WALKER: Every country said no. So the final - really, the final - alternative is to really do it somewhere else, which means on board a ship somewhere on the high seas.

BRUMFIEL: The ship's name is the MV Cape Ray. It's basically an oversized car ferry that the U.S. Department of Transportation has available. Now, it's being turned into a floating chemical weapons disposal plant.

WALKER: They're replumbing it. You know, you have enough plumbers here, I think, to probably, right now, to plumb a city.

BRUMFIEL: While the U.S. gets the Cape Ray ready, the U.N. and the Organization for the Prohibition of Chemical Weapons are trying to figure out how to get the chemicals out of Syria, and to the ship. First, the Syrian Army must transport them through a war zone to the port of Latakia. Sigrid Kaag, who is leading the U.N. effort, said that the security situation was so fragile, it wasn't safe to drive to the port.

SIGRID KAAG: I had to travel first to Latakia via Lebanon, using a helicopter.

BRUMFIEL: Despite the danger, Kaag says that the only way out for the chemicals is over land.

KAAG: This is a viable, best-assessed option, and we just need to make sure that it can happen.

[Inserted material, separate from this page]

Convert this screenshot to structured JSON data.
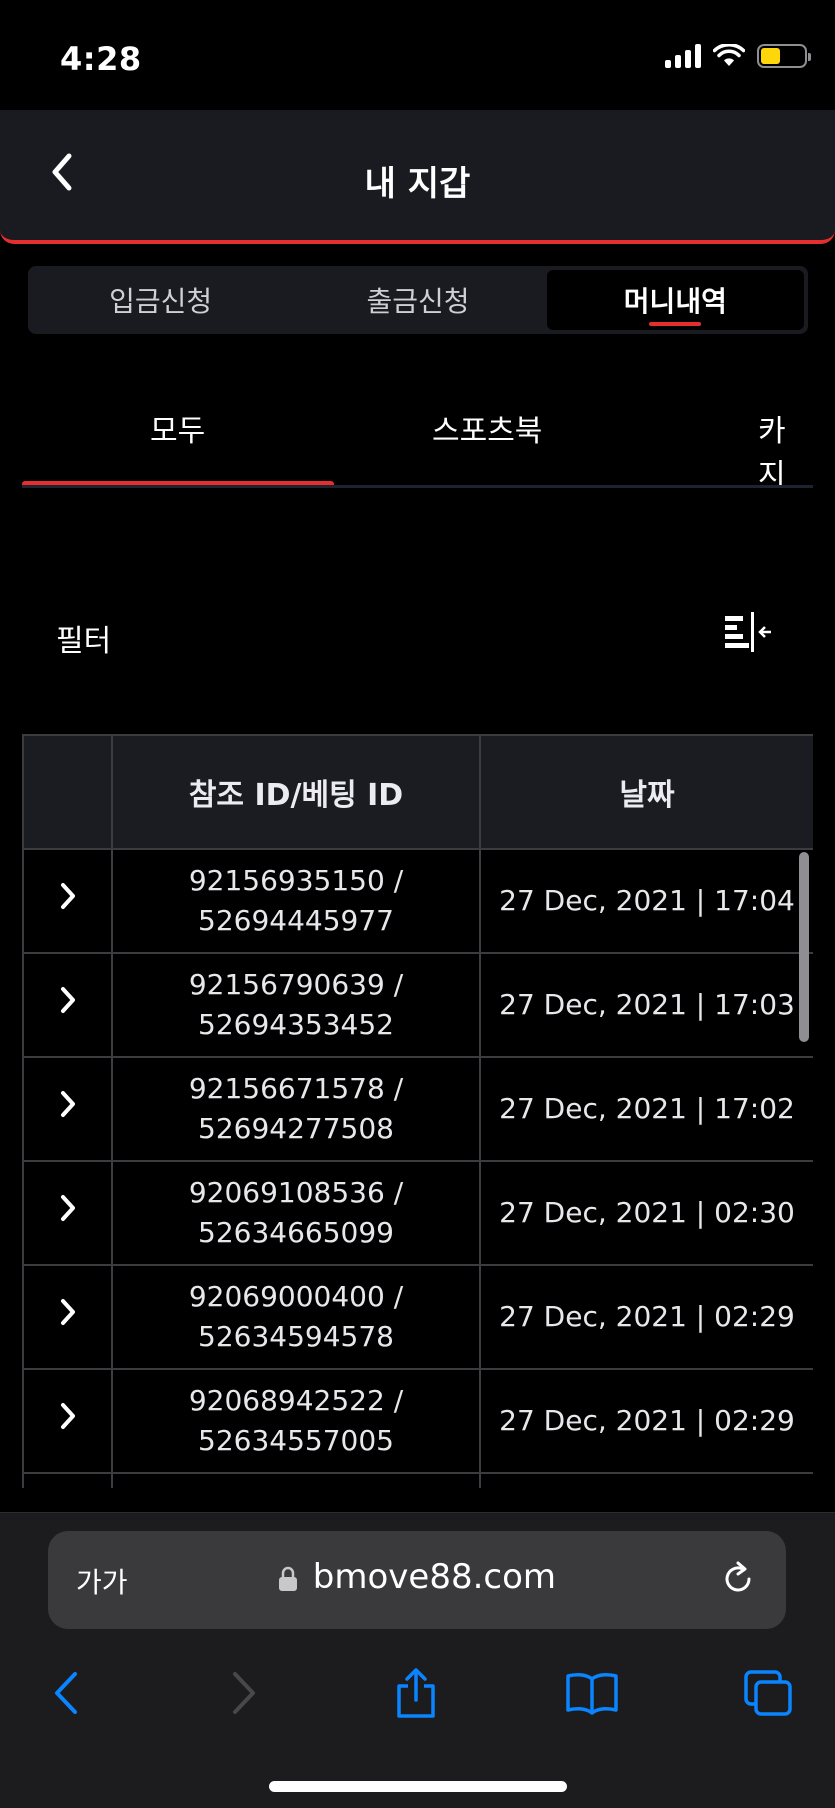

BRUMFIEL: But the ship won't be there to meet them. A U.S. vessel in the Syrian port could become a target. So instead, the plan calls for the chemicals to be loaded onto another boat, a Danish transport taken to another port yet to be identified and finally, transferred to the Cape Ray. Only then can the destruction of the chemicals begin.

The U.S. military will have installed two, brand-new mobile disposal units. Picture giant vats you might see at a brewery. Paul Walker says they use hot water and other chemicals to break down the toxic weapons components - or at least, that's the theory.

WALKER: The system itself has never been tested in full capacity or full throughput mode.

BRUMFIEL: And there's plenty that could go wrong. Pipes could clog with salts; valves could corrode. The chemicals from Syria aren't nerve agents, they're the components. But they're still toxic. If something leaked, it would be a mess to clean up. And don't forget, this would happen on the open ocean.

WALKER: You don't want to have really high waves or swells that can rock and roll the boat because this stuff is wet chemistry, as I say, and you don't want it splashing around.

BRUMFIEL: Eventually, the ship will fill its hold with waste from the process. It's not as toxic as the original stuff.

WALKER: Something like Drano, I suppose. This is not something you'd want to drink, but it won't kill you if you touch it or breathe it in.

BRUMFIEL: It's still nasty enough that it will have to be taken somewhere else for final disposal. When that happens, it's done. The deadline is tight. Once the final go-ahead is given, the goal is to wrap up most of the work by next summer. Geoff Brumfiel, NPR News.